A hyena also came through and released the loudest whoop as we sat by the fire, indulging in our mouthwatering dinner prepared by chef Vision.
Day two in the bush started with a coffee session before embarking on another exciting game drive.
Game drives are about learning – but they are also about patience, as we found out, because we did not see the big cats and even the elephants were out of sight.
That evening’s trip into the bush was memorable. After a long, breezy drive, we finally made a safe stop – meaning the lowest form of risk from any dangerous encounter with the animals – because, remember, in certain situations at certain times and for certain animals, we as humans are just as much on the menu as the tasty snacks laid alongside our sundowner/moon rise drinks.
These were the perfect complement to the massive blue moon, or supermoon, which looked even bigger looming above the trees of the bush and the clear dark night sky, unpolluted by city lights.
It was definitely something for the memory banks as it won’t be as big until 2035, according to Nasa.
King of the Beasts
The following day we took another morning game drive, eager to see the white lions (nine of them are frequent visitors to Nsala Wilderness Camp, according to the camp’s owner, Matthew.) By 5am, I was already up preparing for the adventure. About 10 minutes into our drive, we saw a herd of elephants having a drink, but little did I know that this was just a starter and the main course of the day was yet to come.
As we enjoyed the scenery, Mhlongo told us everything we needed to know about elephants, including that the oldest male elephant had to drink first, and then the rest follow, and it happened exactly that way.
Needless to say, it was another mind-blowing bush moment for me. I knew I could not miss the afternoon drive.

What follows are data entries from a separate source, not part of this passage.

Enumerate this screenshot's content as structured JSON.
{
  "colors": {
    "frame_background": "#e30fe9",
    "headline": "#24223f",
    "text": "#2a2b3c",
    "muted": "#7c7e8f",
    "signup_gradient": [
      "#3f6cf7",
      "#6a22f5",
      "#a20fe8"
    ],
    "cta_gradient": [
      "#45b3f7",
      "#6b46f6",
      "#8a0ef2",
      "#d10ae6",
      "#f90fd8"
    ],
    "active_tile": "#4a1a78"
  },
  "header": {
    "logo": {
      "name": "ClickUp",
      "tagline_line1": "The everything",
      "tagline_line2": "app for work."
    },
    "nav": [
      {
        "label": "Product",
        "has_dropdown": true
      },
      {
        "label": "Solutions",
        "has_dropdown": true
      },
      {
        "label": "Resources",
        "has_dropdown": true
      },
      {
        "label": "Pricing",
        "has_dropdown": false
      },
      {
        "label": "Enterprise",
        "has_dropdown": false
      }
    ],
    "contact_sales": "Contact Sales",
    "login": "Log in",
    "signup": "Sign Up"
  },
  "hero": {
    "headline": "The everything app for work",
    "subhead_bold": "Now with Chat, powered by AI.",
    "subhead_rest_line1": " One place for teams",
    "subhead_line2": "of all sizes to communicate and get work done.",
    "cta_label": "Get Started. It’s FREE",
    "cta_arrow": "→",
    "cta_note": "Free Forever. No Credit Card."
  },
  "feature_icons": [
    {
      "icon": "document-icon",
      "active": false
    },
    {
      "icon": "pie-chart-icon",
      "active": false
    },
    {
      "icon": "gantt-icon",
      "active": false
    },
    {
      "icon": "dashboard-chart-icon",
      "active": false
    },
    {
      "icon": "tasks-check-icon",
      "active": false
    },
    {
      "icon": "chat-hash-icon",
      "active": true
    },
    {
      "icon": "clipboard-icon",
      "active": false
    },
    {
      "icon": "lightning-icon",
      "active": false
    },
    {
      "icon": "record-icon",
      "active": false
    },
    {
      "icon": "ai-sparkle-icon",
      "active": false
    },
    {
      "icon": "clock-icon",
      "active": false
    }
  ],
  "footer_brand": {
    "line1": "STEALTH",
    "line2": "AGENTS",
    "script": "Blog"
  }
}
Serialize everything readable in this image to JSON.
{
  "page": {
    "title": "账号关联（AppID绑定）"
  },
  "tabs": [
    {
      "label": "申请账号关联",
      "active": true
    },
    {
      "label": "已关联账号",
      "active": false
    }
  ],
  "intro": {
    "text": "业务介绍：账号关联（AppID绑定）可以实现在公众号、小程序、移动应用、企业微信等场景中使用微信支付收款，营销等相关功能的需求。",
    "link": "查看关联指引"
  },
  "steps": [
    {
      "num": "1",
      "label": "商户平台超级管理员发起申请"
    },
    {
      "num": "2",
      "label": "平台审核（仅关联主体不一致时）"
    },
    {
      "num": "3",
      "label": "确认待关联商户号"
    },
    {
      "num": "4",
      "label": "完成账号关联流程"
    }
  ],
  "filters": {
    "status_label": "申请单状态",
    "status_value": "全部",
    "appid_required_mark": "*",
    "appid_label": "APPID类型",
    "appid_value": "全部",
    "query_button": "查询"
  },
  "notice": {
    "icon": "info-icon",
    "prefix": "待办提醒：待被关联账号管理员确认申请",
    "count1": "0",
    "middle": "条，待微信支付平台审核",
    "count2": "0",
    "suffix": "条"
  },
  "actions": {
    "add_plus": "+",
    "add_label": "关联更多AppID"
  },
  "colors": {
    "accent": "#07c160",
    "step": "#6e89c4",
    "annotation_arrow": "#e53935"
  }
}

We did not even drive too far that day, and there they were… Mufasa and Sarabi. Magnificent lions in all their regal glory, enjoying the shade of a tree during the scorching hot weather of Umbabat Reserve (which adjoins Kruger).
The hyena returned that night. The leopard, who seemed to be a daily visitor, also came to drink at the camp’s water hole just as we left for the game drive.
As we drove out of Nsala Wilderness Camp, we saw a troop of young baboons right in the middle of the road – another typical day in the wilderness. We stopped briefly before driving off, and I knew I had to come back with my friends.
Nsala Wilderness Camp
Situated in Umbabat Private Nature Reserve, about seven hours away from the OR Tambo International Airport in Johannesburg, Nsala Wilderness Camp is one of the most remote camps in the Greater Kruger and the only camp in the Umbabat.
Nsala Wilderness Camp is available for families, small groups of friends and couples.
Children are welcome but must be accompanied at all times if they are under 12 years of age. Children’s activities include craft painting, digging for water in the river bed, walking to the waterhole, and learning about tracking, bow and arrow making, tracking, early and late game drives and more.
Self-catering is also an option at the Nsala Wilderness Camp. However, you can still use the staff services when you opt for self-catering. The service includes firewood, beds, cleaning and braai preparations.
The rate is R6 350, excluding a once-off conservation levy. The common wildlife sightings include elephant herds, white lions, and a strong coalition of three male lions called the Birmingham Breakaways, leopards and buffalo.
Another interesting fact about Nsala Wilderness Camp is that it is unfenced, which is not usual for lodges and camps. It also has an exclusive traverse guarantee, meaning you will not see other vehicles during your game drive.